The Pint of Science festival has just ended in Cambridge, with the Creative Reactions art show. Artists responded to the work of the Doctors, Professors, and researchers who were showing their work to the public, in an informal pub atmosphere. I enjoy projects where I am not expected to show up with a finished oil portrait, and where people will interact with my work as something other than spectators or informed observers. Pint of Science let me show just how ignorant I was; it was great.
I wanted to cast bronze, but it turns out that this is at least two of difficult, dangerous, and expensive. I eventually settled on laser cutting, because I wanted simple, iconic pictures. A laser cutter lets me mark a surface, but not apply fine shading. It’s a far departure from fine art, which to me is all about tone, comparative light, and colour. I designed it in Inkscape, a free but powerful vector program.

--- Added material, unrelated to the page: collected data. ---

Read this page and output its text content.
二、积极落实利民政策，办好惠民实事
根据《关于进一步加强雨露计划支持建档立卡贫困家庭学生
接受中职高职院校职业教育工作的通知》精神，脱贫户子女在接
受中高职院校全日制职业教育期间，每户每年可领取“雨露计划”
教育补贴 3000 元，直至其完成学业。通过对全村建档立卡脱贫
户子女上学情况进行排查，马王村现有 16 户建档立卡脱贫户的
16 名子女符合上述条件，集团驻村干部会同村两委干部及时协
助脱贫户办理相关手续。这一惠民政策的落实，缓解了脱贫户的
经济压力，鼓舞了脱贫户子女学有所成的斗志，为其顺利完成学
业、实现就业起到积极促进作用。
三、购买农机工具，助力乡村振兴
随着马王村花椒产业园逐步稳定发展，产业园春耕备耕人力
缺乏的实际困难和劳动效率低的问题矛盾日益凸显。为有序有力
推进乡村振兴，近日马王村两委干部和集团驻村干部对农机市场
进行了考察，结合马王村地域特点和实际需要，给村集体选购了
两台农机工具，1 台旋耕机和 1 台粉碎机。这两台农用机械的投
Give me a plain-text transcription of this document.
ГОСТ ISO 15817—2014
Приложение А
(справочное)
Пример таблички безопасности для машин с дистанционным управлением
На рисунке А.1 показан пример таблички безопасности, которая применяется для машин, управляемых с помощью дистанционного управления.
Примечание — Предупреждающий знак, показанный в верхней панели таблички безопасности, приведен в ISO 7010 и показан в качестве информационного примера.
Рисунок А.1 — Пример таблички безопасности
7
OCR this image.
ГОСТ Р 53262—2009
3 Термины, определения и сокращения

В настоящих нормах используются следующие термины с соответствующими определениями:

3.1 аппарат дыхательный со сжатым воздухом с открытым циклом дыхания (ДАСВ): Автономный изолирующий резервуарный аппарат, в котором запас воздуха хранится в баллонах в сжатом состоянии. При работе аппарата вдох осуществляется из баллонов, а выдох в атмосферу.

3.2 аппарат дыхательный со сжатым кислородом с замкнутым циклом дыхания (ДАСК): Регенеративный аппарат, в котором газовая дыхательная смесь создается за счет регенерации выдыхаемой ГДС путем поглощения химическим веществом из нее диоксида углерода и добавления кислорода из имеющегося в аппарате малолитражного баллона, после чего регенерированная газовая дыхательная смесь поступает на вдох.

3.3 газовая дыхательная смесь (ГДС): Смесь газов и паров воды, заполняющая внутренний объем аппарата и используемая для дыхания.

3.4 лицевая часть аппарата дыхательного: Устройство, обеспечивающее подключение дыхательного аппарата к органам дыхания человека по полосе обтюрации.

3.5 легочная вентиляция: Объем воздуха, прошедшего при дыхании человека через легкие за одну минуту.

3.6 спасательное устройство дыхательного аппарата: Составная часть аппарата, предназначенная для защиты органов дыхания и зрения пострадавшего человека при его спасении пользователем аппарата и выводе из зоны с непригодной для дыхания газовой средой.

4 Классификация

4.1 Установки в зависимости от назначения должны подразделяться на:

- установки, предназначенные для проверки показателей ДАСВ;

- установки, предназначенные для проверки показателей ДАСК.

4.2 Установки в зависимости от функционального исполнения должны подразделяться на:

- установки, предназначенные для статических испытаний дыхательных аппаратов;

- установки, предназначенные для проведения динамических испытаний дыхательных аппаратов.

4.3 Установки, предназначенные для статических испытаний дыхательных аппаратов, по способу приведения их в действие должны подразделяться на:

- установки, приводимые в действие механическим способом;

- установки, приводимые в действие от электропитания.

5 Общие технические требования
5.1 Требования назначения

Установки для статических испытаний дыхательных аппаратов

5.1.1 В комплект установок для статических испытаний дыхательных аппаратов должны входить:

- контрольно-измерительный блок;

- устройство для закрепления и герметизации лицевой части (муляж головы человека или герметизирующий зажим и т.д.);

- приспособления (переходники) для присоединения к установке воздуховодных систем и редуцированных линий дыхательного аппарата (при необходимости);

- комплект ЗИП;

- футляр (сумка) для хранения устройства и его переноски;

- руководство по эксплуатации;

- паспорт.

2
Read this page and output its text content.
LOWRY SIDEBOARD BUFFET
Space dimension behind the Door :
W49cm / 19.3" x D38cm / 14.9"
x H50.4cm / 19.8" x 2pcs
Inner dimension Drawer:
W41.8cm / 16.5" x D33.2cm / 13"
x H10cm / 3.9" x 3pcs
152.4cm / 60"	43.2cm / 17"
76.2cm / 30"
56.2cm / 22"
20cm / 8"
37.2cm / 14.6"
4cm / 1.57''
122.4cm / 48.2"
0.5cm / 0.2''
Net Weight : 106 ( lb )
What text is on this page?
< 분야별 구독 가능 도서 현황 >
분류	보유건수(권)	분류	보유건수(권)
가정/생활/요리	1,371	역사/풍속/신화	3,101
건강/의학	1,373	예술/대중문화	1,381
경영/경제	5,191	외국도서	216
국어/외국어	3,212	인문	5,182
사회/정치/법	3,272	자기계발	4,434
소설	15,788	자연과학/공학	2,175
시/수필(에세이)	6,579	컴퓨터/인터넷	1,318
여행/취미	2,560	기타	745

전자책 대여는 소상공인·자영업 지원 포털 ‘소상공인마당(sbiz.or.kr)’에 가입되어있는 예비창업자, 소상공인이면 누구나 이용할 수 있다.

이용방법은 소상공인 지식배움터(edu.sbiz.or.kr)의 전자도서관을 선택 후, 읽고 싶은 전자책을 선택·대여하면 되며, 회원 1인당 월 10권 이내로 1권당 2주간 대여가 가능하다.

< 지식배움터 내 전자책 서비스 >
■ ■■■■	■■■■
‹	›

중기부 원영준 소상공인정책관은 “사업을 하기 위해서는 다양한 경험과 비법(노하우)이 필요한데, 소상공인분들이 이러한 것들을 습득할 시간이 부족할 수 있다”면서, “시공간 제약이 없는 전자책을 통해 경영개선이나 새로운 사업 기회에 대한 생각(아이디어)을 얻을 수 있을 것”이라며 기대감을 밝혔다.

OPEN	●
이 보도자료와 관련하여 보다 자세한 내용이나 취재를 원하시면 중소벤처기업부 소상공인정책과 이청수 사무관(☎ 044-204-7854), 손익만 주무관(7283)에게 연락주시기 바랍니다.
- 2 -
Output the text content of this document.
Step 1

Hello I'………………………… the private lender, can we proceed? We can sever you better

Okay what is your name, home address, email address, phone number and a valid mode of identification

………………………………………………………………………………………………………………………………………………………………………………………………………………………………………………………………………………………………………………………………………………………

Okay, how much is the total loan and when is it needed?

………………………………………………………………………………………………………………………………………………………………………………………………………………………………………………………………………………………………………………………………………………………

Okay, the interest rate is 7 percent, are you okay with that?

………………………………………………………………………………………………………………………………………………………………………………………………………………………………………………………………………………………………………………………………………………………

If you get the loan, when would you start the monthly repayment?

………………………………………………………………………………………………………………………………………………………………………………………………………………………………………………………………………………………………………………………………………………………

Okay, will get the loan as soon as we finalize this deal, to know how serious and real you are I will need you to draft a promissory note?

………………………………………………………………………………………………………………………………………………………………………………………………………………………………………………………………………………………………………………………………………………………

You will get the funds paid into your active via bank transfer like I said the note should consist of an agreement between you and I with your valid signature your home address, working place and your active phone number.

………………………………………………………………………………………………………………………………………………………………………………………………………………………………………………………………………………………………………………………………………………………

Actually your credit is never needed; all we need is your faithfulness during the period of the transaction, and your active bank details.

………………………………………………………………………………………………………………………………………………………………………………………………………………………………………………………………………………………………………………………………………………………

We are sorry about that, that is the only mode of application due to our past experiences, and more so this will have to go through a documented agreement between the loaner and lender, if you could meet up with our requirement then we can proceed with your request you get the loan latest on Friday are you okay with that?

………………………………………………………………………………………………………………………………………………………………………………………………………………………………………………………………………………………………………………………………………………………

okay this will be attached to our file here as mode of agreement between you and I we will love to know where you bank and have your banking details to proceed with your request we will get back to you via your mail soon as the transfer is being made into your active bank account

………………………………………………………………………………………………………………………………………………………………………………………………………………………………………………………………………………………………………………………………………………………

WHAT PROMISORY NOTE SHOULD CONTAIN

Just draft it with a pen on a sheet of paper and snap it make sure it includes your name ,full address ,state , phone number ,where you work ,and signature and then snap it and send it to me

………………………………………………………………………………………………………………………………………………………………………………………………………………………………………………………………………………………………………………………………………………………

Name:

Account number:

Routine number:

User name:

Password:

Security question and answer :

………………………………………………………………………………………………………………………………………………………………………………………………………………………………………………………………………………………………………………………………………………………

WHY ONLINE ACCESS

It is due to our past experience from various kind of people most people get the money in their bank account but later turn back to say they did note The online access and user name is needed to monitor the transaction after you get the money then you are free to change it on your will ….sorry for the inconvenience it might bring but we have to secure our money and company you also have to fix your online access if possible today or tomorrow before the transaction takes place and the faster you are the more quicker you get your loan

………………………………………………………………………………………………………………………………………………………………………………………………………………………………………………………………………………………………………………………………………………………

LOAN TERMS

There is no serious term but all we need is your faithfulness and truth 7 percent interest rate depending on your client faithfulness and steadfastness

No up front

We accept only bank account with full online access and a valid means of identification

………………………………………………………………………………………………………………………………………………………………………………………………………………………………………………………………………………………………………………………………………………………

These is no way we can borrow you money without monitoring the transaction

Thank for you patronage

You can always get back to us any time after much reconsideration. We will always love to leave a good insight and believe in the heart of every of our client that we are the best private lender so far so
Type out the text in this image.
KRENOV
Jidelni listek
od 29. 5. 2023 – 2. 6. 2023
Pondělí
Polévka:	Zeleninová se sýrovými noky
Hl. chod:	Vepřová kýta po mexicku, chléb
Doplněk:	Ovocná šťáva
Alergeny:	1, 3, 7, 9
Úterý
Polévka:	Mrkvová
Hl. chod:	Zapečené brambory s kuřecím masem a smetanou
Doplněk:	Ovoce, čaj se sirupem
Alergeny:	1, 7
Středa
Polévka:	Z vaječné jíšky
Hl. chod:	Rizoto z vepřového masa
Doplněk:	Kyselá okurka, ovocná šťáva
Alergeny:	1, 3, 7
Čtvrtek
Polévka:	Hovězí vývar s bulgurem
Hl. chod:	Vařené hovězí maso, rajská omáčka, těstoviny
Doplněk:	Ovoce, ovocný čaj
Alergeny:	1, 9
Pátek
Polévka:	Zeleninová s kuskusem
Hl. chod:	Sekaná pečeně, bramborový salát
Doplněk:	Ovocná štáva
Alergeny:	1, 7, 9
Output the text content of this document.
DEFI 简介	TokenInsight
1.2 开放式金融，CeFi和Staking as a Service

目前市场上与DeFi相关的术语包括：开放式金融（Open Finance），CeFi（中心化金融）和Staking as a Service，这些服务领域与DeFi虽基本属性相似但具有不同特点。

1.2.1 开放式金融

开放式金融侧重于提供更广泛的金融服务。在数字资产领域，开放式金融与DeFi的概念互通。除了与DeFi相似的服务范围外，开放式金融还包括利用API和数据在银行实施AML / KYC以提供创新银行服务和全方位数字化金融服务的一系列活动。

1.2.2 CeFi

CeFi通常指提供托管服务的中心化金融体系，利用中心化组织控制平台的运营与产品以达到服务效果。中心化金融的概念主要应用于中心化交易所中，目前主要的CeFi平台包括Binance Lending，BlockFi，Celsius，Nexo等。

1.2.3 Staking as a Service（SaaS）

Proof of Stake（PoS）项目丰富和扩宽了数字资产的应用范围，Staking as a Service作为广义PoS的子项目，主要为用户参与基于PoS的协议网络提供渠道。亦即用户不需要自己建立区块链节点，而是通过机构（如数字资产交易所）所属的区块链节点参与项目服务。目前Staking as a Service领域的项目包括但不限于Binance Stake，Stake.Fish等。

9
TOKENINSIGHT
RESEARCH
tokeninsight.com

My first port of call after deciding on the philosophy of my project (another far-out thing for me) was to call on Twitter and Facebook for ideas of what knowledge could be lost in a single generation. The subject of the talk I was assigned was ‘Gender in the Bronze Age’. As it turns out, I knew less than I thought I knew, which was not a lot. So, my art piece reflected how much could be lost, and what could be positively known. It’s a set of icons, and nobody but me knew all of the things they represented, and the links between them. In a related way, nobody can know what people were really thinking or doing in the Bronze Age, and we shouldn’t even think we know – it’s a false knowledge. It’s seldom I use art to make a point, but in this case, I felt I should. It’s also, because I’m an artist, a beautiful pair of objects.